SERVICE_NAME: dc-meteorology-bz-forecast # Service name for observability/discovery
TELEMETRY_TRACE_GRPC_ENDPOINT: tempo-distributor-discovery.monitoring.svc.cluster.local:4317 # OpenTelemetry collector endpoint

envSecretRef: # Reference Kubernetes secrets for sensitive environment variables
- name: MQ_URI # Name of the environment variable
secret: rabbitmq-svcbind # Name of the Kubernetes secret
key: uri # Key within the secret that holds the value

Critical Points:

  • image: Defines which Docker image to deploy.
    • repository: The path to your Docker image (e.g., in GitHub Container Registry).
    • pullPolicy: IfNotPresent is common for test/dev, Always for production to ensure the latest image is used.
    • tag: Crucial for versioning and reproducibility. Always use a specific tag, never latest in production.
  • env: Directly sets environment variables within the Kubernetes pod. These values typically override defaults defined in the main Helm chart. Notice how CRON is set to an hourly schedule here, different from the local development .env file.
  • envSecretRef: This is paramount for security in production environments. Instead of hardcoding sensitive values like MQ_URI directly in the Helm values (which would be stored in Git), envSecretRef tells Kubernetes to fetch the value for MQ_URI from a Kubernetes Secret named rabbitmq-svcbind under the key uri. This ensures sensitive data is not exposed in configuration files.
  • SERVICE_NAME and TELEMETRY_TRACE_GRPC_ENDPOINT: These are used for integrating with the Kubernetes cluster's observability stack. SERVICE_NAME helps identify the service in monitoring tools, and TELEMETRY_TRACE_GRPC_ENDPOINT points to the OpenTelemetry collector or agent within the cluster, enabling distributed tracing.

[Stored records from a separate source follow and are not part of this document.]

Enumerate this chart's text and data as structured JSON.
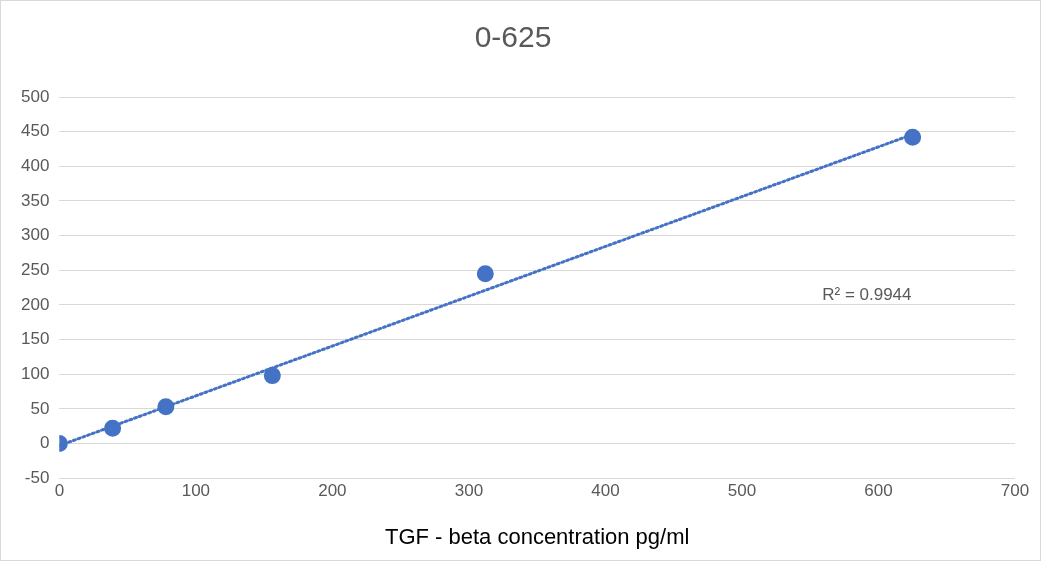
{
  "chart_data": {
    "type": "scatter",
    "title": "0-625",
    "xlabel": "TGF - beta concentration pg/ml",
    "series": [
      {
        "type": "scatter",
        "color": "#4472c4",
        "marker": "circle",
        "x": [
          0,
          39,
          78,
          156,
          312,
          625
        ],
        "values": [
          0,
          22,
          53,
          98,
          245,
          442
        ]
      },
      {
        "type": "line",
        "color": "#4472c4",
        "marker": "none",
        "line_style": "dotted",
        "x": [
          0,
          625
        ],
        "values": [
          -3,
          446
        ]
      }
    ],
    "annotations": [
      "R² = 0.9944"
    ],
    "xlim": [
      0,
      700
    ],
    "xticks": [
      0,
      100,
      200,
      300,
      400,
      500,
      600,
      700
    ],
    "ylim": [
      -50,
      500
    ],
    "yticks": [
      -50,
      0,
      50,
      100,
      150,
      200,
      250,
      300,
      350,
      400,
      450,
      500
    ],
    "grid": "y",
    "legend": false
  }
}
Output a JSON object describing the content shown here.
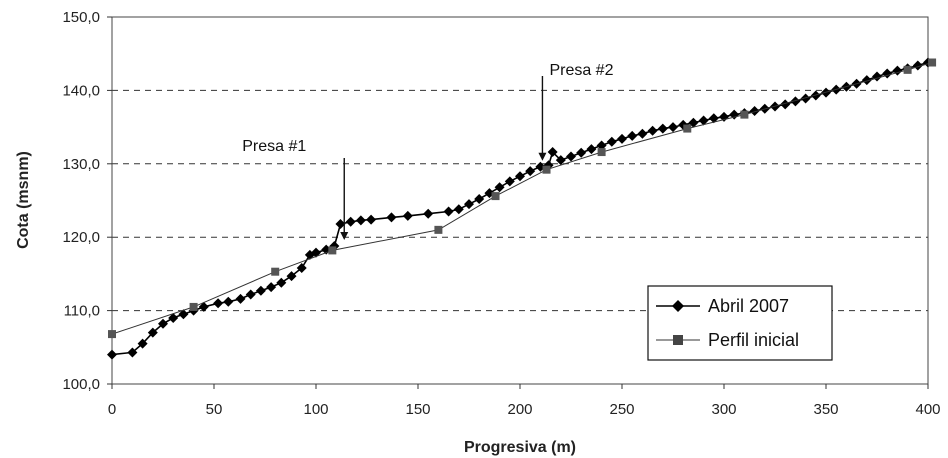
{
  "chart_data": {
    "type": "line",
    "title": "",
    "xlabel": "Progresiva (m)",
    "ylabel": "Cota (msnm)",
    "xlim": [
      0,
      400
    ],
    "ylim": [
      100,
      150
    ],
    "xticks": [
      0,
      50,
      100,
      150,
      200,
      250,
      300,
      350,
      400
    ],
    "yticks": [
      100,
      110,
      120,
      130,
      140,
      150
    ],
    "xtick_labels": [
      "0",
      "50",
      "100",
      "150",
      "200",
      "250",
      "300",
      "350",
      "400"
    ],
    "ytick_labels": [
      "100,0",
      "110,0",
      "120,0",
      "130,0",
      "140,0",
      "150,0"
    ],
    "grid": "horizontal dashed",
    "legend_position": "bottom-right",
    "series": [
      {
        "name": "Abril 2007",
        "marker": "diamond",
        "color": "#000000",
        "points": [
          [
            0,
            104.0
          ],
          [
            10,
            104.3
          ],
          [
            15,
            105.5
          ],
          [
            20,
            107.0
          ],
          [
            25,
            108.2
          ],
          [
            30,
            109.0
          ],
          [
            35,
            109.5
          ],
          [
            40,
            110.0
          ],
          [
            45,
            110.5
          ],
          [
            52,
            111.0
          ],
          [
            57,
            111.2
          ],
          [
            63,
            111.6
          ],
          [
            68,
            112.2
          ],
          [
            73,
            112.7
          ],
          [
            78,
            113.2
          ],
          [
            83,
            113.8
          ],
          [
            88,
            114.7
          ],
          [
            93,
            115.8
          ],
          [
            97,
            117.6
          ],
          [
            100,
            117.9
          ],
          [
            105,
            118.3
          ],
          [
            109,
            118.8
          ],
          [
            112,
            121.8
          ],
          [
            117,
            122.1
          ],
          [
            122,
            122.3
          ],
          [
            127,
            122.4
          ],
          [
            137,
            122.7
          ],
          [
            145,
            122.9
          ],
          [
            155,
            123.2
          ],
          [
            165,
            123.5
          ],
          [
            170,
            123.8
          ],
          [
            175,
            124.5
          ],
          [
            180,
            125.2
          ],
          [
            185,
            126.0
          ],
          [
            190,
            126.8
          ],
          [
            195,
            127.6
          ],
          [
            200,
            128.3
          ],
          [
            205,
            129.0
          ],
          [
            210,
            129.6
          ],
          [
            214,
            129.8
          ],
          [
            216,
            131.6
          ],
          [
            220,
            130.5
          ],
          [
            225,
            131.0
          ],
          [
            230,
            131.5
          ],
          [
            235,
            132.0
          ],
          [
            240,
            132.5
          ],
          [
            245,
            133.0
          ],
          [
            250,
            133.4
          ],
          [
            255,
            133.8
          ],
          [
            260,
            134.1
          ],
          [
            265,
            134.5
          ],
          [
            270,
            134.8
          ],
          [
            275,
            135.0
          ],
          [
            280,
            135.3
          ],
          [
            285,
            135.6
          ],
          [
            290,
            135.9
          ],
          [
            295,
            136.2
          ],
          [
            300,
            136.4
          ],
          [
            305,
            136.7
          ],
          [
            310,
            136.9
          ],
          [
            315,
            137.2
          ],
          [
            320,
            137.5
          ],
          [
            325,
            137.8
          ],
          [
            330,
            138.1
          ],
          [
            335,
            138.5
          ],
          [
            340,
            138.9
          ],
          [
            345,
            139.3
          ],
          [
            350,
            139.7
          ],
          [
            355,
            140.1
          ],
          [
            360,
            140.5
          ],
          [
            365,
            140.9
          ],
          [
            370,
            141.4
          ],
          [
            375,
            141.9
          ],
          [
            380,
            142.3
          ],
          [
            385,
            142.7
          ],
          [
            390,
            143.0
          ],
          [
            395,
            143.4
          ],
          [
            400,
            143.8
          ]
        ]
      },
      {
        "name": "Perfil inicial",
        "marker": "square",
        "color": "#555555",
        "points": [
          [
            0,
            106.8
          ],
          [
            40,
            110.5
          ],
          [
            80,
            115.3
          ],
          [
            108,
            118.2
          ],
          [
            160,
            121.0
          ],
          [
            188,
            125.6
          ],
          [
            213,
            129.2
          ],
          [
            240,
            131.6
          ],
          [
            282,
            134.8
          ],
          [
            310,
            136.7
          ],
          [
            390,
            142.8
          ],
          [
            402,
            143.8
          ]
        ]
      }
    ],
    "annotations": [
      {
        "text": "Presa #1",
        "x": 106,
        "y": 118.8
      },
      {
        "text": "Presa #2",
        "x": 211,
        "y": 129.6
      }
    ]
  },
  "legend": {
    "items": [
      "Abril 2007",
      "Perfil inicial"
    ]
  }
}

6. Local Development Workflow

To get your S3 poller data collector running locally:

  1. Clone Repositories:
    • opendatahub-collectors (contains your collector's source)
    • infrastructure-v2 (contains the shared docker-compose.rabbitmq.yml and overall infrastructure compose files)
  2. Navigate to Collector Directory: cd opendatahub-collectors/collectors/s3-poller (or your specific collector's path).
  3. Create .env: Copy the provided .env content into a file named .env in this directory. Fill in your AWS credentials (AWS_ACCESS_KEY_ID, AWS_ACCESS_SECRET_KEY).
  4. Start Infrastructure: From the infrastructure-v2 directory, run the base and timeseries compose files:
    cd ../../infrastructure-v2 # Adjust path if needed
    docker compose -f docker-compose.yml up -d # Run in detached mode
    docker compose -f docker-compose.timeseries.yml up -d
  5. Start Collector: From your collector's directory (opendatahub-collectors/collectors/s3-poller), run its docker-compose.yml:
    cd opendatahub-collectors/collectors/s3-poller # Adjust path if needed
    docker compose up app --build # Build and run your collector
    The app service in your collector's docker-compose.yml will wait for rabbitmq to be healthy before starting.

Testing the Data Flow

  • Check Collector Logs: Observe the logs of your app container. You should see messages like "Starting data collector...", "Polling S3 bucket...", and "Published dummy S3 data to message queue." (if using the dummy example).
  • RabbitMQ Management: Access http://localhost:15672 (guest/guest) in your browser. Navigate to "Queues" and check the ingress queue (or whatever MQ_EXCHANGE you configured). You should see messages accumulating there.
  • MongoDB: Connect to mongodb://localhost:27017/?directConnection=true using a tool like MongoDB Compass. You can inspect the raw data stored by the SDK before it's picked up by a transformer.

This setup allows you to develop and test your data collector in an environment that closely mirrors the production Kubernetes cluster, ensuring smooth integration with the Open Data Hub ecosystem.